The original method had the ability to filter to specific kinds of claims. This should be generalised to a general indexing filter. To do this, you would need the ability to filter the records according to index. However there will only be some items that are indexed, not all of them would be, and we would statically limit these.

Examples of things to index to:

• sequence number - so you can look up be sequence number instead
• claim type: node or identity
• claim about a node or about an identity

The third thing would be useful if you want to look up the most recent claim specified for a given NodeId or a given third party provider identity.

When done like this, the function can get alot more complicated, because rather than iterating over all claims, they would instead iterate over a particular index.

This is where a "general" query engine would be good, and that's what SQL was good for. However with a lack of a query engine here, we have to instead build a fixed set of indices that can be used.

[CMCDragonkai]

The return type is also AsyncGenerator<[ClaimId, TokenClaim]>.

We can follow this pattern across other domains too. Although I realise we haven't really standardised on "collection" iteration and seeking.

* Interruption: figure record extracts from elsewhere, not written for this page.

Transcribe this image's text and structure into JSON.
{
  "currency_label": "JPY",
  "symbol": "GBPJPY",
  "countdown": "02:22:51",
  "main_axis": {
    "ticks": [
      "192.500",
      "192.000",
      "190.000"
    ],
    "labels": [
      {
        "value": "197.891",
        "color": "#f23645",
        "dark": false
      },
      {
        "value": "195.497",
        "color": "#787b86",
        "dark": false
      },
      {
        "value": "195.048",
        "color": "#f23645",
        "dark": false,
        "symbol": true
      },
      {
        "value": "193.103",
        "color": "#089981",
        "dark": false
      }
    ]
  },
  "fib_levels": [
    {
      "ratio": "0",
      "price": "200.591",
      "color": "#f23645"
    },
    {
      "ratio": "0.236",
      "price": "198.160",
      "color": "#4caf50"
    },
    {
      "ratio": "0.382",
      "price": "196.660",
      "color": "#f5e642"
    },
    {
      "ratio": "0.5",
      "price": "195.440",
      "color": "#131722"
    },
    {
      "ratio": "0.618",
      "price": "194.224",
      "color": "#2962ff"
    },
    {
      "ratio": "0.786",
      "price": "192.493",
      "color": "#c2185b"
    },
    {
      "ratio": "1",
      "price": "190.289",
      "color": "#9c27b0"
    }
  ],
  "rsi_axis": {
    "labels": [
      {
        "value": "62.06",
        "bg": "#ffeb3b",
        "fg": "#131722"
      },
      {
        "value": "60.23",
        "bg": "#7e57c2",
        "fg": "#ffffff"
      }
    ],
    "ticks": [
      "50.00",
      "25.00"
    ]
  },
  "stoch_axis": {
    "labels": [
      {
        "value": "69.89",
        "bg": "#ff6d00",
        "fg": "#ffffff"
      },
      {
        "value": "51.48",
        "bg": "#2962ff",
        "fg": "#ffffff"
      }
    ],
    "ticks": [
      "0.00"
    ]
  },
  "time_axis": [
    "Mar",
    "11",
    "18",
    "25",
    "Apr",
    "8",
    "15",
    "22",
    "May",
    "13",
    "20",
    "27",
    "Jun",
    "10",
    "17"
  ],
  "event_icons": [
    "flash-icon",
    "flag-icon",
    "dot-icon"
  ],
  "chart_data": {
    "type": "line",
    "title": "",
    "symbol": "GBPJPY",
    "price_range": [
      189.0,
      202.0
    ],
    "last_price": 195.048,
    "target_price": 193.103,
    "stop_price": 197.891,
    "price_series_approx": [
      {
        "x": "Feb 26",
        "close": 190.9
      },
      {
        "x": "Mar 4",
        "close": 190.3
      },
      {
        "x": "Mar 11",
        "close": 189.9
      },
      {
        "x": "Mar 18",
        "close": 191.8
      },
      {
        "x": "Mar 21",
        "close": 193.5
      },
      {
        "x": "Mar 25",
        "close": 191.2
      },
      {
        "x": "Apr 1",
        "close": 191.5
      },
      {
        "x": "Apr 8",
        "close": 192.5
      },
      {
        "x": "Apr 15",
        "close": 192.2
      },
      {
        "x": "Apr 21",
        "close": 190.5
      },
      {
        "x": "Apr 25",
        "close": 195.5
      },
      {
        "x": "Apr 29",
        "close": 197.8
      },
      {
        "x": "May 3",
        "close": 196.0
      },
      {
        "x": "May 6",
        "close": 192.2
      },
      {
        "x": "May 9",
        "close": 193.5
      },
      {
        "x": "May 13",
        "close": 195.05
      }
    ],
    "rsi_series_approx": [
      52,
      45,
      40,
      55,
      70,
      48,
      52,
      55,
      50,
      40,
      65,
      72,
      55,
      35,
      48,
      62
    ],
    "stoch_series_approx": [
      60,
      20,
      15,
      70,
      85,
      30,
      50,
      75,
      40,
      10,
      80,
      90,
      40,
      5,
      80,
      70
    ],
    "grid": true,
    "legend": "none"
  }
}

Perhaps if custom indexing is required, one might move these into other functions since ultimately indexing in our key value system is going to be static.

getClaims()
getClaimsByX() // where X is an index
getClaimsByNodeId
getClaimsByIdentityId

Then this should translate to changes for getCerts and getTasks and whatever else.

[CMCDragonkai]

Everything here except 7. is done as part of #481, and put into PR #446.

[CMCDragonkai]

In order to solve 7. we need to do things:

1. Refactor src/agent/service/nodesChainDataGet.ts to instead be src/agent/service/sigchainClaimsGet.ts and this should also receive pagination parameters. This includes seek, limit and order. The order should be a protobuf enum: https://developers.google.com/protocol-buffers/docs/proto3#enum
2. The Sigchain.getClaims with the apporpriate pagination parameters should be tested in tests/sigchain/Sigchain.test.ts. Right now this isn't being tested. We need to test both ascending and descending order and ensure that whatever ClaimId is being seeked is also included in the output.
3. Remove the tests/sigchain/Sigchain.old.test.ts.

[CMCDragonkai]

Apparently we don't really use the seek/limit parameters that much. I think this is because this was a recent addition to the js-db. But we do use lte a few more places like TaskManager.

Points 2, and 3 should be done in #466.

It seems that other places would be suitable as well to incorporate pagination parameters.

[CMCDragonkai]

For 2. make sure that the tests cover both getClaims and getSignedClaims.

[CMCDragonkai]

ATM only the Sigchain have top level methods taking the pagination parameters:

    {
      order = 'asc',
      seek,
      limit
    }: {
      order?: 'asc' | 'desc';
      seek?: ClaimId;
      limit?: number;
    } = {},

[CMCDragonkai]

We will need a new epic to deploy pagination-based streaming to all the relevant domain collection structures, and bubbling that up to the service handlers and CLI commands. That epic can incorporate point 1.

[CMCDragonkai]

We can hijack #237 for this general pagination deployment.